01 O que costuma acontecer
O multirriscos da oficina responde pelo edifício e equipamento próprio. O problema começa nos bens de terceiros: o carro do cliente estava à guarda da oficina, e a cobertura de «bens de clientes» — quando existe — tem capitais por unidade pensados para uma revisão de travões, não para um clássico valorizado com um comboio elétrico novo lá dentro. E há a pergunta da perícia: a origem do fogo. Se aponta ao pack de baterias em bancada, entra em cena tudo o que já conhecemos do lítio — mais uma agravante: o manuseamento era atividade profissional, e a apólice da oficina descrevia a atividade, como tantas, apenas como «reparação automóvel».

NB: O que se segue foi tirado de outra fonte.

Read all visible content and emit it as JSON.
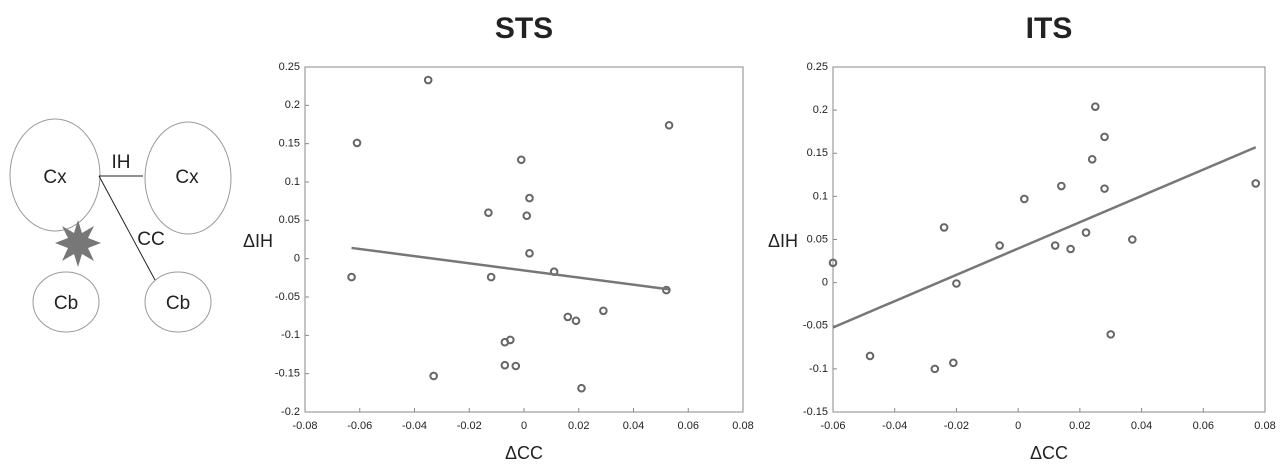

02 Quem responde normalmente
A oficina, perante o cliente, pela guarda do veículo — independentemente do seguro que tenha. O multirriscos da oficina, na medida dos capitais e da atividade declarada. O fornecedor do kit de conversão, se o defeito for do material — em regresso, com a dificuldade de prova habitual. E, num retrofit, paira a questão da homologação: um veículo com a motorização alterada fora do processo legal de homologação é um argumento servido de bandeja a qualquer seguradora que procure reduzir a sua exposição.

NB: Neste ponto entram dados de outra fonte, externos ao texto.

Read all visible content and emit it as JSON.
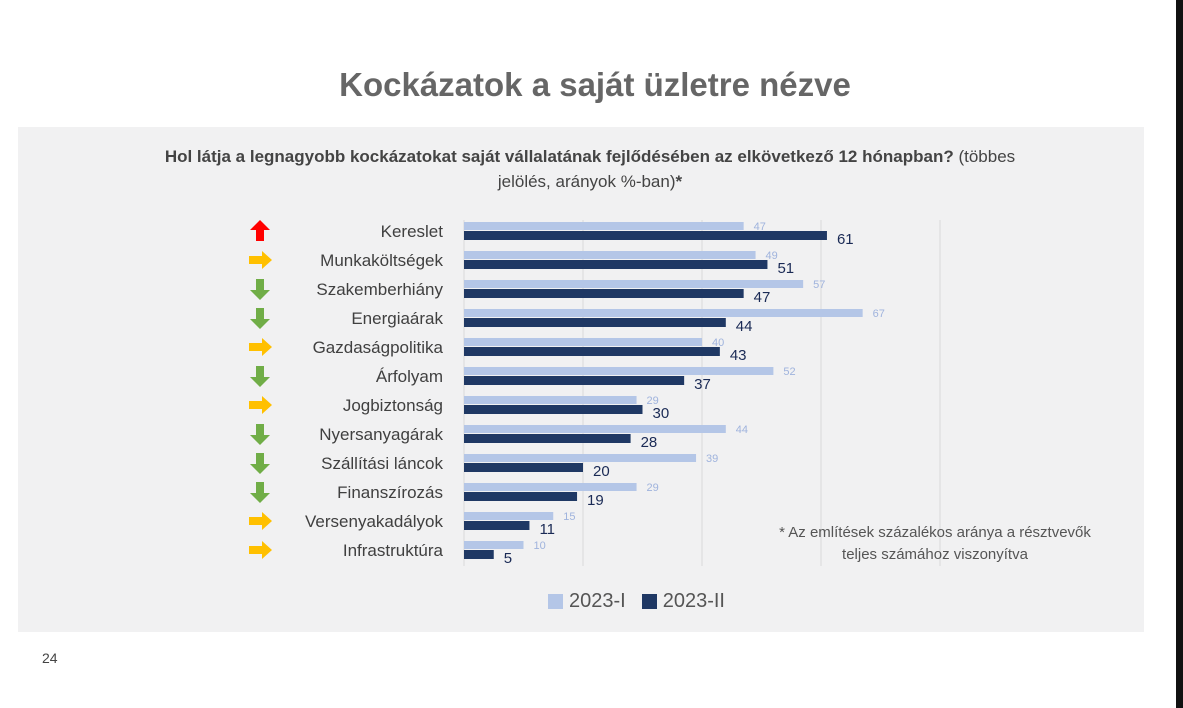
{
  "page": {
    "title": "Kockázatok a saját üzletre nézve",
    "question_bold": "Hol látja a legnagyobb kockázatokat saját vállalatának fejlődésében az elkövetkező 12 hónapban?",
    "question_normal": " (többes jelölés, arányok %-ban)",
    "question_star": "*",
    "footnote": "* Az említések százalékos aránya a résztvevők teljes számához viszonyítva",
    "page_number": "24"
  },
  "colors": {
    "series_i": "#b4c6e7",
    "series_ii": "#1f3864",
    "arrow_up": "#ff0000",
    "arrow_right": "#ffc000",
    "arrow_down": "#70ad47",
    "grid": "#d9d9d9"
  },
  "chart_data": {
    "type": "bar",
    "orientation": "horizontal",
    "title": "Hol látja a legnagyobb kockázatokat saját vállalatának fejlődésében az elkövetkező 12 hónapban? (többes jelölés, arányok %-ban)*",
    "categories": [
      "Kereslet",
      "Munkaköltségek",
      "Szakemberhiány",
      "Energiaárak",
      "Gazdaságpolitika",
      "Árfolyam",
      "Jogbiztonság",
      "Nyersanyagárak",
      "Szállítási láncok",
      "Finanszírozás",
      "Versenyakadályok",
      "Infrastruktúra"
    ],
    "series": [
      {
        "name": "2023-I",
        "values": [
          47,
          49,
          57,
          67,
          40,
          52,
          29,
          44,
          39,
          29,
          15,
          10
        ]
      },
      {
        "name": "2023-II",
        "values": [
          61,
          51,
          47,
          44,
          43,
          37,
          30,
          28,
          20,
          19,
          11,
          5
        ]
      }
    ],
    "trend_icons": [
      "arrow-up",
      "arrow-right",
      "arrow-down",
      "arrow-down",
      "arrow-right",
      "arrow-down",
      "arrow-right",
      "arrow-down",
      "arrow-down",
      "arrow-down",
      "arrow-right",
      "arrow-right"
    ],
    "xlim": [
      0,
      80
    ],
    "grid": true,
    "legend": "bottom"
  }
}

03 Onde a apólice-tipo falha
Quatro fronteiras ao mesmo tempo: atividade declarada que não menciona conversões nem trabalho em alta tensão; bens de clientes com capital por unidade irrealista; baterias em stock e em bancada que nenhuma cláusula contempla; e RC de produto inexistente — porque a oficina «só repara». Um programa de seguros comprado quando a oficina fazia embraiagens não acompanhou a oficina que passou a fazer eletrificações.

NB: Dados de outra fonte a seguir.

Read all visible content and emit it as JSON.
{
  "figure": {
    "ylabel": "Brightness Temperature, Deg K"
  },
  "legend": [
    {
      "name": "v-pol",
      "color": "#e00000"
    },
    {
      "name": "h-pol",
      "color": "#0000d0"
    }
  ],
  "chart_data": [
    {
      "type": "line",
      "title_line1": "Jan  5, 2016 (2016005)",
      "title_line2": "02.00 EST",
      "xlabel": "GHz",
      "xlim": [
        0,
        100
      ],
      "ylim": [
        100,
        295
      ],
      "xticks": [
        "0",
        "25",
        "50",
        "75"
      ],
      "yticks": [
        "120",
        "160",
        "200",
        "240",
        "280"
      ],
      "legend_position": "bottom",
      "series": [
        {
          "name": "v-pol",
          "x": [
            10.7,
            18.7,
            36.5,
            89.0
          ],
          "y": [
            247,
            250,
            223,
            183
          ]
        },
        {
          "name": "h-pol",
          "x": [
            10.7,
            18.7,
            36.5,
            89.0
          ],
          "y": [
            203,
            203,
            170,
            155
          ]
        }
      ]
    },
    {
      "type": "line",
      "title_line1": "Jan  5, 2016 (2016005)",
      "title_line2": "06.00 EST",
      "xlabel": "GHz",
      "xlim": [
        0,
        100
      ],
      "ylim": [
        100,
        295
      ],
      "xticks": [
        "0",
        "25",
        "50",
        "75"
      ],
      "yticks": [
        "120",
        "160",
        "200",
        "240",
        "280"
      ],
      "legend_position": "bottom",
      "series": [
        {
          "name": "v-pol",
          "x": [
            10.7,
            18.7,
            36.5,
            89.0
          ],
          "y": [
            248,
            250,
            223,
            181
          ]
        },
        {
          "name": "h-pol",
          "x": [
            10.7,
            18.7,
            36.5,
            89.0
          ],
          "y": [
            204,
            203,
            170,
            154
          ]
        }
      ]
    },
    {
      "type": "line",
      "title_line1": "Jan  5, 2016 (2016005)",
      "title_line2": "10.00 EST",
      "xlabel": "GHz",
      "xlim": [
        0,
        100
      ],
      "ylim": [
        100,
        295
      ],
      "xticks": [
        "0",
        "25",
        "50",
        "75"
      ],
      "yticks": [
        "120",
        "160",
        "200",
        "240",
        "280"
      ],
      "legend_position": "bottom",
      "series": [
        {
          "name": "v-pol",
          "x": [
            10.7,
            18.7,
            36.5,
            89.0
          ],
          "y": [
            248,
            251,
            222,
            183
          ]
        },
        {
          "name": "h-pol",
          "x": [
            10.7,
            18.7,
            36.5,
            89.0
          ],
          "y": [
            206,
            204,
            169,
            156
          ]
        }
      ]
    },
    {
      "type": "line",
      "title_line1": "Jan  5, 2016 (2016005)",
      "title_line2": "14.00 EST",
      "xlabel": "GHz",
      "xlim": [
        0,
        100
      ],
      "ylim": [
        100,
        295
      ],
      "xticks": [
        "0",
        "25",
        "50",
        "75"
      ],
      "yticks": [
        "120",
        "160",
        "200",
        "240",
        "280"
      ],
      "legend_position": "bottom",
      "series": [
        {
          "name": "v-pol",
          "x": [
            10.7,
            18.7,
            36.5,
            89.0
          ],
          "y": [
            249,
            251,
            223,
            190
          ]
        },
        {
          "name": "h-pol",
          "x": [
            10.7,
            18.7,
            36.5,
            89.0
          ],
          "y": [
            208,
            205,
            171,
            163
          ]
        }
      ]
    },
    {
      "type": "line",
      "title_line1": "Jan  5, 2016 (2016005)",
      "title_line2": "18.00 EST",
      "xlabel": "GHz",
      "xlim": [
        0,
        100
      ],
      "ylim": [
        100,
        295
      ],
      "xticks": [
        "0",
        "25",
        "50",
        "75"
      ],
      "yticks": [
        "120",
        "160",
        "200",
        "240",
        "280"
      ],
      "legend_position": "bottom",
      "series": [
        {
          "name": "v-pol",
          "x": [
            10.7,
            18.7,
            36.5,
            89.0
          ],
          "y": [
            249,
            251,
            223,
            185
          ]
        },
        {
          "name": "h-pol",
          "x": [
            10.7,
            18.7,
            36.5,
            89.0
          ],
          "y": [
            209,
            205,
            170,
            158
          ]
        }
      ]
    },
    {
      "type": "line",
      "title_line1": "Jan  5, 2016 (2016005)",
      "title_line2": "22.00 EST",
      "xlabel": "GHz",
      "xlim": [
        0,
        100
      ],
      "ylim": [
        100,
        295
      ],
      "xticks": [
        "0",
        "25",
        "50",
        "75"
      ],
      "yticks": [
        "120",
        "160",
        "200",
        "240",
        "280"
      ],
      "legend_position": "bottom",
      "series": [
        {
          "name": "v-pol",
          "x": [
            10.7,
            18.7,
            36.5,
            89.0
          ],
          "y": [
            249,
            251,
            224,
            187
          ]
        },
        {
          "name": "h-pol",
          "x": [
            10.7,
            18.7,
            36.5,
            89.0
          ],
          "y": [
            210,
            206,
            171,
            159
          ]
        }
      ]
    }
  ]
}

04 O que fazer antes de acontecer
- Atualizar a descrição da atividade na apólice: conversão, trabalho em sistemas de alta tensão, manuseamento e armazenagem de baterias de lítio. Por escrito.
- Capitais de bens de clientes realistas — pelo valor dos veículos que realmente entram, clássicos incluídos, e por unidade.
- Zona e procedimento para baterias: armazenagem separada, estado de carga reduzido em bancada, deteção de incêndio. Baixa o risco e sustenta a negociação do prémio.
- RC profissional e de produto dimensionadas ao que sai da oficina: um veículo convertido circula anos com o vosso trabalho lá dentro.
- Homologação em dia em cada projeto — pelo cliente, e também pela oficina: é a vossa defesa no dia em que algo correr mal na estrada.
Em resumo
Uma oficina que evolui para o retrofit muda de perfil de risco sem mudar de morada — e o seguro não acompanha sozinho. A conversa com a seguradora tem de acontecer antes do primeiro pack de baterias em bancada, não depois da primeira perícia.